Poésie surréaliste NotesMat15

• •

Une étrange bibliothèque

Tout d’abord, des symboles avant-coureurs qui circulaient en nous, en respirant d’un rythme monotone et qui venaient d’une lointaine galaxie dynamitée où, lors du négoce, les faunes discutaient entre eux au sujet de notre retour.

Soudain, tristement mus par quelques danses fantasmatiques et leur voyage depuis le néant, les faunes qui correspondaient au feu du désir, à la liberté aussi, lancèrent dans tous les azimuts et les visions d’ailleurs des S.O.S aussi confus que les poèmes de Stéphane Mallarmé.

Aussitôt tapé dans le moteur de recherche de leur bibliothèque de Babel : notre chiffre fétiche quand leurs algorithmes reprirent le train en marche, pesant sous le poids du chiffre suivant, sans pouvoir donner de réponses cohérentes.

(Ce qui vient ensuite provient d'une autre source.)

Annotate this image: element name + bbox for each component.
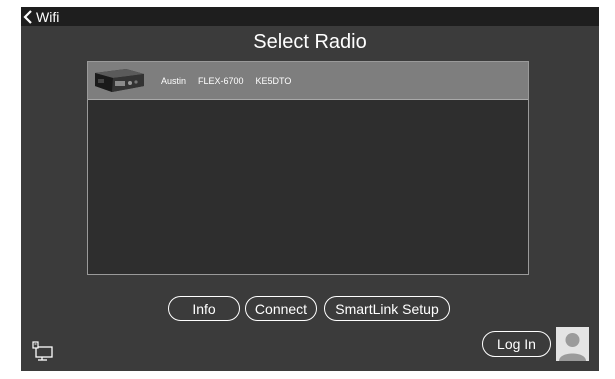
user-avatar-icon[interactable]	[556, 327, 589, 361]
log-in-button[interactable]: Log In	[482, 331, 551, 357]
radio-device-image	[95, 69, 144, 92]
radio-callsign: KE5DTO	[255, 75, 292, 86]
radio-list[interactable]: Austin FLEX-6700 KE5DTO	[87, 61, 529, 275]
app-window: Wifi Select Radio Austin FLEX-6700 KE5DT…	[21, 7, 599, 371]
radio-row[interactable]: Austin FLEX-6700 KE5DTO	[88, 62, 528, 100]
back-button[interactable]: Wifi	[23, 8, 59, 25]
smartlink-setup-button[interactable]: SmartLink Setup	[324, 296, 450, 321]
top-bar: Wifi	[21, 7, 599, 26]
network-icon[interactable]	[31, 341, 53, 361]
info-button[interactable]: Info	[168, 296, 240, 321]
chevron-left-icon	[23, 9, 32, 24]
page-title: Select Radio	[253, 31, 367, 53]
radio-name: Austin	[161, 75, 187, 86]
radio-model: FLEX-6700	[198, 75, 244, 86]
connect-button[interactable]: Connect	[245, 296, 317, 321]
back-label: Wifi	[36, 8, 60, 25]
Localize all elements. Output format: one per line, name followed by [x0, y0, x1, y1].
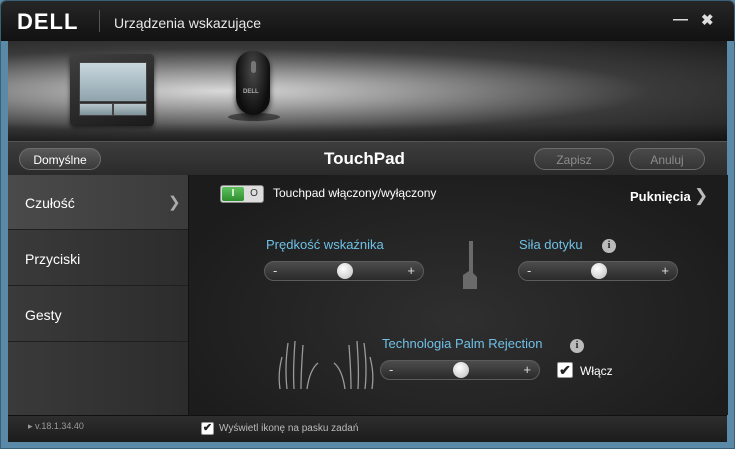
arrow-right-icon: ▸ — [28, 421, 33, 431]
hero-floor — [8, 123, 727, 141]
slider-knob[interactable] — [591, 263, 607, 279]
dell-pointing-devices-window: DELL Urządzenia wskazujące — ✖ DELL Domy… — [0, 0, 735, 449]
toggle-off-indicator: O — [250, 188, 258, 199]
palm-rejection-enable-label: Włącz — [580, 364, 613, 378]
pointer-speed-label: Prędkość wskaźnika — [266, 237, 384, 252]
touch-force-slider[interactable]: - + — [518, 261, 678, 281]
title-separator — [99, 10, 100, 32]
touch-force-label: Siła dotyku — [519, 237, 583, 252]
mouse-wheel — [251, 61, 256, 73]
decrease-icon: - — [273, 263, 278, 278]
title-bar: DELL Urządzenia wskazujące — ✖ — [1, 1, 734, 41]
touchpad-right-button — [113, 103, 147, 116]
sidebar-item-label: Czułość — [25, 195, 75, 211]
pointer-speed-slider[interactable]: - + — [264, 261, 424, 281]
info-icon[interactable]: i — [602, 239, 616, 253]
toolbar: Domyślne TouchPad Zapisz Anuluj — [8, 141, 727, 176]
palms-icon — [278, 340, 374, 390]
increase-icon: + — [523, 362, 531, 377]
tray-icon-label: Wyświetl ikonę na pasku zadań — [219, 423, 359, 434]
palm-rejection-enable-checkbox[interactable]: ✔ — [557, 362, 573, 378]
close-button[interactable]: ✖ — [701, 11, 714, 29]
mouse-icon[interactable]: DELL — [236, 51, 270, 115]
sidebar-item-label: Przyciski — [25, 251, 81, 267]
sensitivity-panel: I O Touchpad włączony/wyłączony Puknięci… — [188, 175, 728, 415]
sidebar-item-label: Gesty — [25, 307, 62, 323]
finger-icon — [463, 241, 477, 289]
decrease-icon: - — [389, 362, 394, 377]
taps-link[interactable]: Puknięcia — [630, 189, 691, 204]
device-selector: DELL — [8, 41, 727, 141]
palm-rejection-label: Technologia Palm Rejection — [382, 336, 543, 351]
version-label: ▸ v.18.1.34.40 — [28, 421, 84, 432]
increase-icon: + — [407, 263, 415, 278]
touchpad-left-button — [79, 103, 113, 116]
default-button[interactable]: Domyślne — [19, 148, 101, 170]
decrease-icon: - — [527, 263, 532, 278]
cancel-button[interactable]: Anuluj — [629, 148, 705, 170]
window-title: Urządzenia wskazujące — [114, 15, 262, 31]
mouse-logo: DELL — [243, 89, 259, 95]
slider-knob[interactable] — [337, 263, 353, 279]
dell-logo: DELL — [17, 9, 79, 34]
panel-title: TouchPad — [324, 149, 405, 168]
sidebar-item-sensitivity[interactable]: Czułość ❯ — [8, 175, 188, 230]
slider-knob[interactable] — [453, 362, 469, 378]
sidebar-item-buttons[interactable]: Przyciski — [8, 231, 188, 286]
increase-icon: + — [661, 263, 669, 278]
touchpad-toggle-label: Touchpad włączony/wyłączony — [273, 186, 437, 200]
chevron-right-icon[interactable]: ❯ — [694, 186, 708, 206]
minimize-button[interactable]: — — [673, 11, 688, 28]
sidebar: Czułość ❯ Przyciski Gesty — [8, 175, 188, 415]
touchpad-icon[interactable] — [70, 54, 154, 126]
sidebar-item-gestures[interactable]: Gesty — [8, 287, 188, 342]
version-text: v.18.1.34.40 — [35, 421, 84, 431]
tray-icon-checkbox[interactable]: ✔ — [201, 422, 214, 435]
save-button[interactable]: Zapisz — [534, 148, 614, 170]
toggle-on-indicator: I — [222, 187, 244, 201]
chevron-right-icon: ❯ — [168, 194, 181, 211]
touchpad-toggle[interactable]: I O — [220, 185, 264, 203]
info-icon[interactable]: i — [570, 339, 584, 353]
touchpad-surface — [79, 62, 147, 102]
palm-rejection-slider[interactable]: - + — [380, 360, 540, 380]
status-bar: ▸ v.18.1.34.40 ✔ Wyświetl ikonę na pasku… — [8, 415, 727, 442]
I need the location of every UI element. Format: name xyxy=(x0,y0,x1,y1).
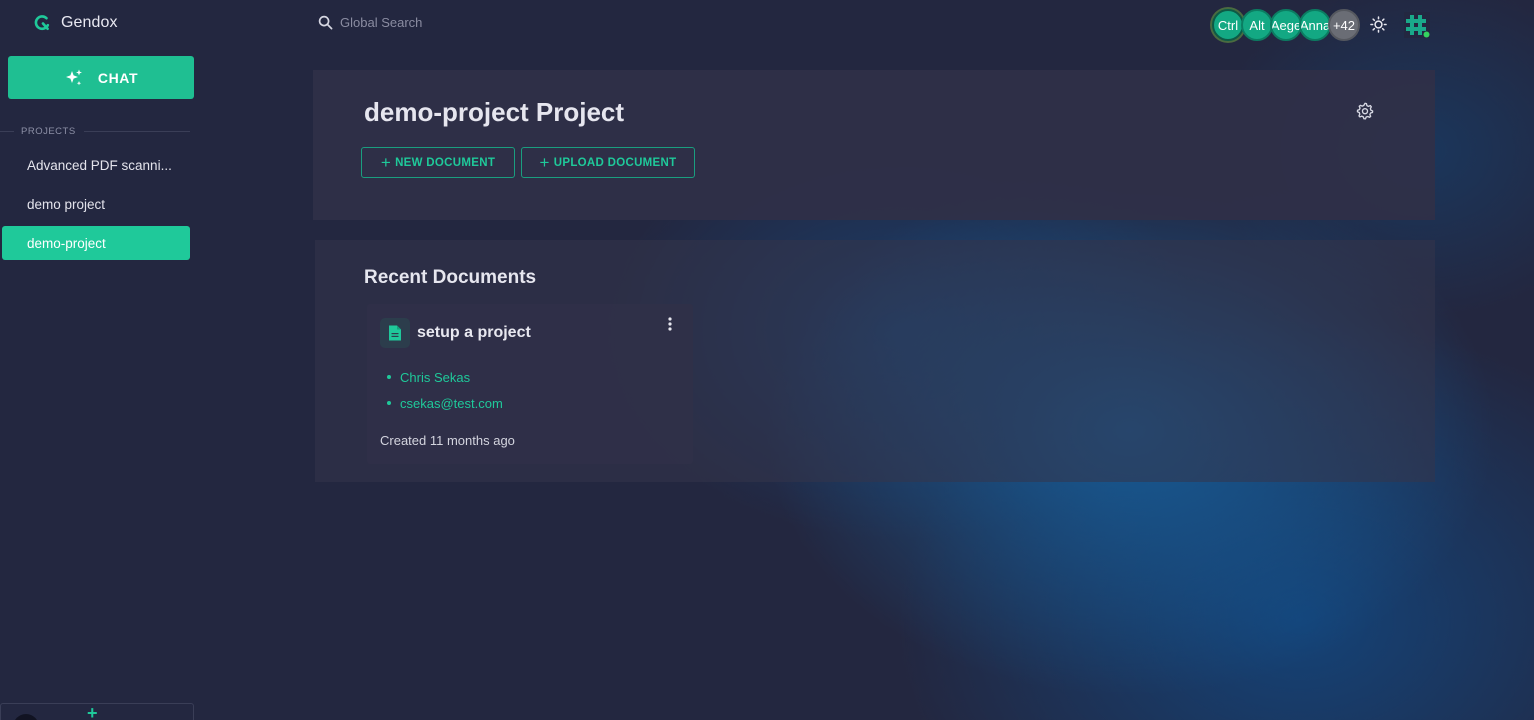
global-search xyxy=(318,15,540,30)
avatar-label: +42 xyxy=(1332,17,1356,33)
avatar[interactable]: Anna xyxy=(1299,9,1331,41)
document-meta: Chris Sekas csekas@test.com xyxy=(387,364,503,416)
more-vertical-icon[interactable] xyxy=(665,316,675,332)
brand[interactable]: Gendox xyxy=(33,14,118,32)
document-created: Created 11 months ago xyxy=(380,433,515,448)
more-users-badge[interactable]: +42 xyxy=(1328,9,1360,41)
avatar[interactable]: Alt xyxy=(1241,9,1273,41)
bullet-icon xyxy=(387,375,391,379)
document-card[interactable]: setup a project Chris Sekas csekas@test.… xyxy=(367,304,693,464)
upload-document-button[interactable]: + UPLOAD DOCUMENT xyxy=(521,147,695,178)
sidebar-item-label: demo project xyxy=(27,196,106,212)
sidebar-bottom-panel: + xyxy=(0,703,194,720)
document-email: csekas@test.com xyxy=(400,395,503,411)
sidebar-item-demo-project-space[interactable]: demo project xyxy=(2,187,190,221)
new-document-button[interactable]: + NEW DOCUMENT xyxy=(361,147,515,178)
search-icon xyxy=(318,15,333,30)
bullet-icon xyxy=(387,401,391,405)
avatar-label: Aege xyxy=(1270,17,1302,33)
sun-icon[interactable] xyxy=(1370,16,1387,33)
list-item: csekas@test.com xyxy=(387,390,503,416)
chat-button-label: CHAT xyxy=(97,69,139,86)
document-title[interactable]: setup a project xyxy=(417,324,531,342)
document-icon xyxy=(389,325,401,341)
avatar-label: Anna xyxy=(1299,17,1331,33)
avatar[interactable]: Ctrl xyxy=(1212,9,1244,41)
gear-icon[interactable] xyxy=(1356,102,1374,120)
project-list: Advanced PDF scanni... demo project demo… xyxy=(2,148,190,265)
document-icon-container xyxy=(380,318,410,348)
sidebar-item-label: demo-project xyxy=(27,235,106,251)
upload-document-label: UPLOAD DOCUMENT xyxy=(553,156,677,169)
search-input[interactable] xyxy=(340,15,540,30)
project-header: demo-project Project + NEW DOCUMENT + UP… xyxy=(313,70,1435,220)
avatar-label: Ctrl xyxy=(1217,17,1239,33)
avatar[interactable] xyxy=(13,714,39,720)
avatar[interactable]: Aege xyxy=(1270,9,1302,41)
list-item: Chris Sekas xyxy=(387,364,503,390)
projects-heading: PROJECTS xyxy=(0,124,190,138)
sparkles-icon xyxy=(65,69,82,85)
plus-icon[interactable]: + xyxy=(87,704,98,720)
section-title: Recent Documents xyxy=(364,267,537,288)
plus-icon: + xyxy=(539,152,550,172)
chat-button[interactable]: CHAT xyxy=(8,56,194,99)
app-name: Gendox xyxy=(61,14,118,31)
divider xyxy=(83,130,190,132)
active-users: Ctrl Alt Aege Anna +42 xyxy=(1212,9,1360,41)
projects-heading-label: PROJECTS xyxy=(21,125,76,137)
new-document-label: NEW DOCUMENT xyxy=(395,156,496,169)
pixel-avatar-icon[interactable] xyxy=(1404,12,1430,38)
sidebar-item-label: Advanced PDF scanni... xyxy=(27,157,172,173)
plus-icon: + xyxy=(380,152,392,172)
sidebar: Gendox CHAT PROJECTS Advanced PDF scanni… xyxy=(0,0,202,720)
divider xyxy=(0,130,14,132)
sidebar-item-demo-project[interactable]: demo-project xyxy=(2,226,190,260)
page-title: demo-project Project xyxy=(364,97,625,127)
document-author: Chris Sekas xyxy=(400,369,471,385)
gendox-logo-icon xyxy=(34,15,50,31)
avatar-label: Alt xyxy=(1249,17,1265,33)
sidebar-item-advanced-pdf[interactable]: Advanced PDF scanni... xyxy=(2,148,190,182)
recent-documents: Recent Documents setup a project Chris S… xyxy=(315,240,1435,482)
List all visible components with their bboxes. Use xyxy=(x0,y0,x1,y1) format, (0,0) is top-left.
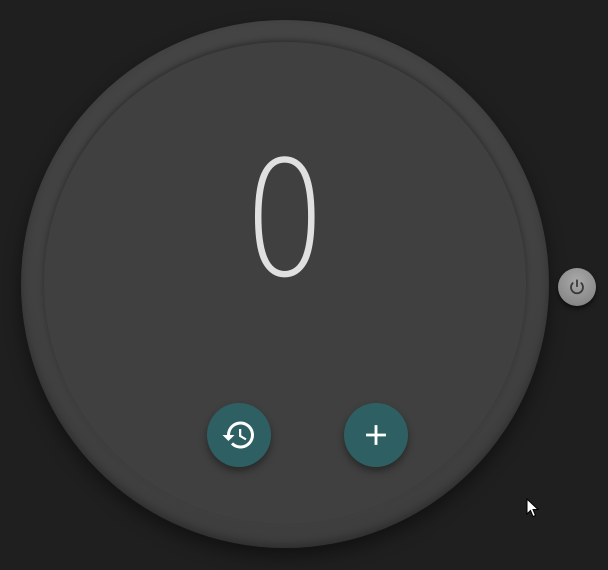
app-stage: 0 xyxy=(0,0,608,570)
power-button[interactable] xyxy=(558,268,596,306)
watch-face: 0 xyxy=(21,20,549,548)
plus-icon xyxy=(359,418,393,452)
watch-dial: 0 xyxy=(44,42,526,524)
add-button[interactable] xyxy=(344,403,408,467)
counter-value: 0 xyxy=(243,126,327,313)
history-icon xyxy=(221,417,257,453)
power-icon xyxy=(568,278,586,296)
mouse-cursor-icon xyxy=(526,497,540,518)
history-button[interactable] xyxy=(207,403,271,467)
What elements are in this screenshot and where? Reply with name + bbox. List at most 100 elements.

Pour échapper aux faunes qui suivaient nos directives consolantes à partir de leur base de données, on crachait toutes ces lignes de code qui avaient construit la bibliothèque de Babel ; on fit apparaître comme dans un rêve un nouveau caractère dans leur barre de recherche : à l’angle de l’allée numéro deux, se présenta alors, libre comme l’air malgré le milieu hostile d’ici, l’enfance de Jorge Luis Borges.

Elaborant le cours d’une vie ordinaire, de vagues réminiscences regroupant tous les livres publiés et futurs dans cette bibliothèque apparaissaient aussi, en ouvrant de nouvelles fenêtres dans notre navigateur web : ce fut une succession de contes de fées qui menait à leur totem, le grand serpent cosmique arpentant l’espace… mais comment trouver dans ce dédale de fictions ce que l’on recherchait ?

Une polysémie de mots-clés, dans les débris, jusque là mornes et sombres, de ce décor cérébral nous aidaient à la recherche : leurs listes classées par voyelles se développaient à chaque clic, en calculant la distance qui restait entre nos kaléidoscopes cinématographiques et d’autres systèmes solaires innovants. Les kaléidoscopes en tournant et en suivant de près la couture incarnée par leur disque dur, anticipaient les néologismes à créer du langage en perpétuel évolution, se heurtant volontairement à un écueil : le blocus aussi bien virtuel que réel établis par ces faunes.

Aiguillonnées par l’éditeur de texte qui les insérait automatiquement et sans aucune intervention humaine, les données de la bibliothèque de Babel s’appuyaient, comme la plupart des réseaux sociaux, sur une timeline ; mais c’était une timeline d’expérimentation intellectuelle très grillagée : autrement dit, ces internautes suivaient bien davantage qu’une linéarité temporelle surdéveloppée, une linéarité de fictions littéraires amenée de leurs laboratoires, décantée sous tous les angles par le Creative Writing d’un auteur criblé de dettes.